A maior expansão, como se vai notar, é da Defensoria Pública, a instituição mais nova12 e com deficiências mais severas. Ela atende, com seus pouco mais de 6 mil membros, um público alvo que abrange cerca de 40% da população brasileira (MJ, 2015, p. 44-45) - 80,72 milhões de pessoas nos dados mais recentes estimados pelo Ministério da Justiça13. As nuances dessas desproporções não cabem bem em dados quantitativos, pois outros meios, como cursos de Direito, atuação de advogados privados como dativos, atuação do Ministério Público, organizações privadas e outras formas de acesso à Justiça amenizam carências. Ainda assim, o número serve para mostrar a imensa diferença que existe entre a capacidade de fazer demandas perante o Poder Judiciário caso se trate de alguém em condições de contratar um advogado privado (onde, se verá, há mais de um milhão atuando). Há apenas 2,97 defensores para cada 100 mil brasileiros, mesmo que eles atendam a "apenas" 40% dos brasileiros, ainda é um número muito díspar se comparado com os 528,18 advogados por 100 mil atendendo a parcela em condições de arcar com honorários.

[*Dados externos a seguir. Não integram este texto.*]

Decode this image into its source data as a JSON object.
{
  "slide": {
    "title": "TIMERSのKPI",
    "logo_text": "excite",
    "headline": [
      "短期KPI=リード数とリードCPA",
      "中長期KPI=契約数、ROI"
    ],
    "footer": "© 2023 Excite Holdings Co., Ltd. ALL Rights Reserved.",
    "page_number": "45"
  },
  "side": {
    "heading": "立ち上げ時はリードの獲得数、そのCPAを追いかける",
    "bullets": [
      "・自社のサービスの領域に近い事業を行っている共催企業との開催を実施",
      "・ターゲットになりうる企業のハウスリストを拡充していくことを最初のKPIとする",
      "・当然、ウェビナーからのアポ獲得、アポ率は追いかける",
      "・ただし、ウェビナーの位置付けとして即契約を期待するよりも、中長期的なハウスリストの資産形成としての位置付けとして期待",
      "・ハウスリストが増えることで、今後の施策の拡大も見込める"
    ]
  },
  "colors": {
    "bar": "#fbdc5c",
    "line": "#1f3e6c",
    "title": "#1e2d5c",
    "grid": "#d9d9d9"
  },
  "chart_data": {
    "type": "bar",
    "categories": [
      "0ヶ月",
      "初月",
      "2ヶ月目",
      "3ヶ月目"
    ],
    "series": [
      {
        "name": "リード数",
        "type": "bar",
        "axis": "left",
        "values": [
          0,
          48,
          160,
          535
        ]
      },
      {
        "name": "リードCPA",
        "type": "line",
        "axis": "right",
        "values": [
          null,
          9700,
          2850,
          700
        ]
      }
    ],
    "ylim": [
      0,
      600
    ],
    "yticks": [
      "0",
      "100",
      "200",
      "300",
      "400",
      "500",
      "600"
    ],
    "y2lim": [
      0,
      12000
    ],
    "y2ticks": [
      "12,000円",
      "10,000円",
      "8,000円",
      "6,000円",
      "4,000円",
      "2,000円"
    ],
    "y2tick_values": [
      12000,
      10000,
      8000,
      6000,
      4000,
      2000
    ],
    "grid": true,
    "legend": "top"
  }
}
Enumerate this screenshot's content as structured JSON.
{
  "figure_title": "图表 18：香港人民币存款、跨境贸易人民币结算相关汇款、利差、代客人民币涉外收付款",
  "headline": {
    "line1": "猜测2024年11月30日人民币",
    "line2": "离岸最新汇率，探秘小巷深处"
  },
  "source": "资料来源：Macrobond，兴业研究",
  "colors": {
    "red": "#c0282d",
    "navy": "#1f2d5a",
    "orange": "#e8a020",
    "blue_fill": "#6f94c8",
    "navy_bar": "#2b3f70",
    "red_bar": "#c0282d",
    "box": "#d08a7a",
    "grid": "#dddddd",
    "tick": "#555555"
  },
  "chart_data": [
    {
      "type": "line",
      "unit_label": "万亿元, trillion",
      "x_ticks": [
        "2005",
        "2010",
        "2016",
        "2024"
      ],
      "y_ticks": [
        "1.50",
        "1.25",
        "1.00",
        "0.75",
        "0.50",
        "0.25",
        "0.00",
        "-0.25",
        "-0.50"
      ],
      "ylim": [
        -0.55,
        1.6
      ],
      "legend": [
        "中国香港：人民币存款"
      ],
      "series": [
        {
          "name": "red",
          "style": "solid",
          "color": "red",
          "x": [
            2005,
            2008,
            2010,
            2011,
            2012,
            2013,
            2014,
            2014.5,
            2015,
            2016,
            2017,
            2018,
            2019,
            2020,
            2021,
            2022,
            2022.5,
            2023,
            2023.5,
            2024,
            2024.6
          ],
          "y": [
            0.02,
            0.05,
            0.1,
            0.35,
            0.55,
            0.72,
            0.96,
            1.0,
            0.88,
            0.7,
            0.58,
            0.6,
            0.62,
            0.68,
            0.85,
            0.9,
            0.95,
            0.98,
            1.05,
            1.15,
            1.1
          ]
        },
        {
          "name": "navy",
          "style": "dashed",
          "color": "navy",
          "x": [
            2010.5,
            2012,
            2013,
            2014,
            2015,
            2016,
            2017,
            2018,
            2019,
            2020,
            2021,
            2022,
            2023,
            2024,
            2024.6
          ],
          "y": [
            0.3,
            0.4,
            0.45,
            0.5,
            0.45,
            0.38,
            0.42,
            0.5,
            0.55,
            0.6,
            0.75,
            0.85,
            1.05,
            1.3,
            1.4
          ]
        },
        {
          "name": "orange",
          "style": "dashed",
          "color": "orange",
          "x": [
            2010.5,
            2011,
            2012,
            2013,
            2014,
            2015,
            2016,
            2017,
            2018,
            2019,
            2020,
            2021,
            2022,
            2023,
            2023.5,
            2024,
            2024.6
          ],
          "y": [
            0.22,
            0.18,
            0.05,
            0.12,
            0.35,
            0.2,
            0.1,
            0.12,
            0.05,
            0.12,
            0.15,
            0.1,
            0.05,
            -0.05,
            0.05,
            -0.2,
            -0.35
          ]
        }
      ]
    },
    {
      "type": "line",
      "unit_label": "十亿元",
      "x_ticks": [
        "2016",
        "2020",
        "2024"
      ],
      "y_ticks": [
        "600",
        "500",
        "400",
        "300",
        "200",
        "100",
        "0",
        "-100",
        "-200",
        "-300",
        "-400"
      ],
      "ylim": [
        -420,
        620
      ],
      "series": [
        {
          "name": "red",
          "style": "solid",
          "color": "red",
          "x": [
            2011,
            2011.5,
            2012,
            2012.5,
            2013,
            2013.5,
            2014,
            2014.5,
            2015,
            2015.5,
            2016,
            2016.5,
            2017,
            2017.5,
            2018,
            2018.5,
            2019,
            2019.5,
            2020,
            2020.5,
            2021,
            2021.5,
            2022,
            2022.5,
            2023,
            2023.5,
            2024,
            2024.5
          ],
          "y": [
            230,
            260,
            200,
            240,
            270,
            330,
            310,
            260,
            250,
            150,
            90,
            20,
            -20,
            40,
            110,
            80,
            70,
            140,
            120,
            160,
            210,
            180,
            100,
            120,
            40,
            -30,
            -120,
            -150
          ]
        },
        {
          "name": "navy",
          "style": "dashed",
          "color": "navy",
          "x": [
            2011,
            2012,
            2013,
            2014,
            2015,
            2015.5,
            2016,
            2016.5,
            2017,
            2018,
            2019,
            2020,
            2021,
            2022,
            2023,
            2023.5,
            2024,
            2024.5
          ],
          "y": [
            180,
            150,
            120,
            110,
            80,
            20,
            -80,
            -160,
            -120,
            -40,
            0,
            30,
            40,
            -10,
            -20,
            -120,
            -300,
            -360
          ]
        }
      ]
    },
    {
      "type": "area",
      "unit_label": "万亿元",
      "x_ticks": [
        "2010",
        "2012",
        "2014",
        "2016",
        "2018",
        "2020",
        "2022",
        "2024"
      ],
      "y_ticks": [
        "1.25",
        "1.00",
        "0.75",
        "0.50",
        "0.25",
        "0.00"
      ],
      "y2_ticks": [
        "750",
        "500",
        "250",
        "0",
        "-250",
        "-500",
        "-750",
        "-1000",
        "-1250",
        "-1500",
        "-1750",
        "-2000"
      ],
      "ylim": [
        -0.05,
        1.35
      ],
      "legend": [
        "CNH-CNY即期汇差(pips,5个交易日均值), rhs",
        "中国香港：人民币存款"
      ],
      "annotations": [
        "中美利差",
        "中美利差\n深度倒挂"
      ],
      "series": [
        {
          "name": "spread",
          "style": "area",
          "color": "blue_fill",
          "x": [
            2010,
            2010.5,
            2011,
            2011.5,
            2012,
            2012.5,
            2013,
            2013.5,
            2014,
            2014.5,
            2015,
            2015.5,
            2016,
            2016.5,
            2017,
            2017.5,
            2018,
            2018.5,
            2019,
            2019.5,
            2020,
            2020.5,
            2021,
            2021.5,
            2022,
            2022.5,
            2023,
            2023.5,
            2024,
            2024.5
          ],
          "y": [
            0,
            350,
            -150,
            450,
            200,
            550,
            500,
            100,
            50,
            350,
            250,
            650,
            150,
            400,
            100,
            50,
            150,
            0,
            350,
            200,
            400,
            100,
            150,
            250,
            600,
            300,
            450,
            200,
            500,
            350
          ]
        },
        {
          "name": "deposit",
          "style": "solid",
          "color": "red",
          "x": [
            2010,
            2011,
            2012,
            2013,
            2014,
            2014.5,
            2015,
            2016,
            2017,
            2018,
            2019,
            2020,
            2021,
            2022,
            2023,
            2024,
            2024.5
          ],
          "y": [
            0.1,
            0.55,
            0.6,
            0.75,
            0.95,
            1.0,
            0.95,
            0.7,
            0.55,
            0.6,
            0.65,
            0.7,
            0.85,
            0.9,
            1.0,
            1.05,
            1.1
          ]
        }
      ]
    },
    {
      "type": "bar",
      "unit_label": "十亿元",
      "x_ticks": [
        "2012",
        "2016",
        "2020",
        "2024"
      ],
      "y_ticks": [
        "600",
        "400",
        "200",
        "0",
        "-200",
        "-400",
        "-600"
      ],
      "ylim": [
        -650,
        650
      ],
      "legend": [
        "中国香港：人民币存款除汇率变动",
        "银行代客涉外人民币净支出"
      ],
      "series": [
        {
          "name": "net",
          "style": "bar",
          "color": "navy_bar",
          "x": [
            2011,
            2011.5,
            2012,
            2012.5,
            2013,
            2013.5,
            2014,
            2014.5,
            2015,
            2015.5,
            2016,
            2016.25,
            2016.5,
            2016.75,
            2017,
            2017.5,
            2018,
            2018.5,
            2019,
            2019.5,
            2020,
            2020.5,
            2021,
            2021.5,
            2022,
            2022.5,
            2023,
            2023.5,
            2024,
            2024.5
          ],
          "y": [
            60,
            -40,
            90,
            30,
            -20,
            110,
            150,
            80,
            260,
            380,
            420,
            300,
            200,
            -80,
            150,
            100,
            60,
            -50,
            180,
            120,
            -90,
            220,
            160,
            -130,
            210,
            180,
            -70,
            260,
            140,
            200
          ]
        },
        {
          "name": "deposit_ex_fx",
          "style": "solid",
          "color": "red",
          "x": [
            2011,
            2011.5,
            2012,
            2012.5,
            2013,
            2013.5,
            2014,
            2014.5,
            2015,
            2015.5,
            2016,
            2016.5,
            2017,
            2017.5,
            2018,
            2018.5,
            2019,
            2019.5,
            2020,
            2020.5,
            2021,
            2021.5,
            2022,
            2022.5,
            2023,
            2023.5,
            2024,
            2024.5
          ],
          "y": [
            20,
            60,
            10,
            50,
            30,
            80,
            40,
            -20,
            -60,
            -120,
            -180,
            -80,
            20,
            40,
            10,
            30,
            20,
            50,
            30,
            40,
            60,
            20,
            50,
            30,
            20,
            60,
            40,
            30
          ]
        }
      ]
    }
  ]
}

O gráfico abaixo tem poucos dados, mas é relevante para se verificar a expansão numérica das duas instituições no sistema. Eles dão uma dimensão da progressão dos números de membros ativos nas duas carreiras.

   Assim, o dado mais antigo das defensorias, 2003, eram de 3.250 Defensores Públicos em atividade no Brasil. A publicação mais recente, de 2015, mostra um número quase duas vezes maior, 6.062. Os dados referentes ao Ministério Público são ainda mais recentes, as publicações datam apenas de 2012, quando foi declarado haver 11.747 membros do parquet, e esse número subiu para 13.087 até a publicação mais atual encontrada, de 2016 - em comparação com o Judiciário, há relativa igualdade na grandeza da expansão.

Porventura, o modo mais relevante de visualizar esses números em uma lógica sistemática é ver o quanto eles representam em relação aos cargos do Poder Judiciário. Dessa forma foi construída a tabela abaixo que procura mostrar a proporção de membros dessas carreiras em relação ao número de membros do Poder Judiciário brasileiro. Assim se pode notar o quanto a Defensoria Pública foi expandida com mais velocidade inclusive que o Poder Judiciário no período e se guardar uma ideia de proporção entre as instituições.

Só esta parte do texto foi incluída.